Wegen höherer Steuern hat der weltgrößte Spirituosenkonzern Diageo einen Rückgang seines Gewinns um 22 Prozent verbuchen müssen. Einen Großteil des Gewinns erwirtschaftete der Johnnie-Walker-Konzern in den USA, aber auch in Russland und China lief es gut. Für die Zukunft ist Diageo optimistisch.

HB LONDON. Für das am 30. Juni beendete Geschäftsjahr 2006/07 meldete das Unternehmen am Donnerstag in London einen Nettogewinn von 1,49 Mrd.

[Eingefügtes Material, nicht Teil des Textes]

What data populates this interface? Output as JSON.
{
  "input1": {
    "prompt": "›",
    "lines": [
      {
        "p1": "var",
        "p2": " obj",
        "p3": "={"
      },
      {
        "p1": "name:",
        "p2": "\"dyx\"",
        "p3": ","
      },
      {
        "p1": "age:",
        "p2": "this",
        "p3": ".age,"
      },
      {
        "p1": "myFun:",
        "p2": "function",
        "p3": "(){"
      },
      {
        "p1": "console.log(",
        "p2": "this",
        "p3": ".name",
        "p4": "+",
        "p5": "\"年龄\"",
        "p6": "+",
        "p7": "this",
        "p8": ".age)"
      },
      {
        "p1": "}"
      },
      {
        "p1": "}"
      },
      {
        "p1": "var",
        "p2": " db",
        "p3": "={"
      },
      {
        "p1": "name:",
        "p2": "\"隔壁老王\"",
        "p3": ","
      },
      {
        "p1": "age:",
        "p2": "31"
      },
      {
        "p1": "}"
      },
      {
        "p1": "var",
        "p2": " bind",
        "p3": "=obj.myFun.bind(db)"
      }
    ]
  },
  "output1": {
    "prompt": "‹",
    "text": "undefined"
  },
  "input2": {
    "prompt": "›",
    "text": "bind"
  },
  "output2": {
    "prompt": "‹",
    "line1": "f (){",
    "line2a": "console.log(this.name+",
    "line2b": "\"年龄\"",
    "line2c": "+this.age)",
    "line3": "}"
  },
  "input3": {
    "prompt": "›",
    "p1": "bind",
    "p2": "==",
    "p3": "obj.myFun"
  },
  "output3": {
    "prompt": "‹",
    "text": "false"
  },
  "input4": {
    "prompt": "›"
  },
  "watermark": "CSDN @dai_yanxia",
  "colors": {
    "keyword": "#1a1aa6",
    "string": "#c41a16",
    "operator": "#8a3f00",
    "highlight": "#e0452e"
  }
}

Pfund (2,2 Mrd Euro). Im vorangegangenen Geschäftsjahr hatte der Konzern, der unter anderem Smirnoff-Wodka, Whisky der Marke Johnnie Walker und Guinness-Bier verkauft, noch einen Überschuss von 1,9 Mrd. Pfund erwirtschaftet. Der Umsatz stieg um 2,2 Prozent auf 9,92 Mrd. Pfund.

Der Anstieg der Steuerbelastung auf 32,4 Prozent wurde nach Unternehmensangaben unter anderem durch die Besteuerung des Zusammenschlusses der zum Konzern gehörenden Unternehmen Guinness und GrandMet sowie weiteren Umorganisationen innerhalb der Konzerngruppe verursacht.

Ungeachtet des schwachen Dollar konnte der Konzern von kräftigen Zuwächsen auf dem US-Markt profitieren, wo 40 Prozent der Gewinne erreicht wurden. Auch Zuwächse in Russland, China und Lateinamerika hätten zum Ergebnis beigetragen. Die Jahresdividende wurde um fünf Prozent auf 32,7 Pence erhöht. „Mit unseren Investitionen in neue Marken und Märkte haben wir eine noch stärkere Basis für die Zukunft geschaffen“, sagte Diageo-Chef Paul Walsh. Der operative Gewinn werde 2008 vermutlich um neun Prozent steigen.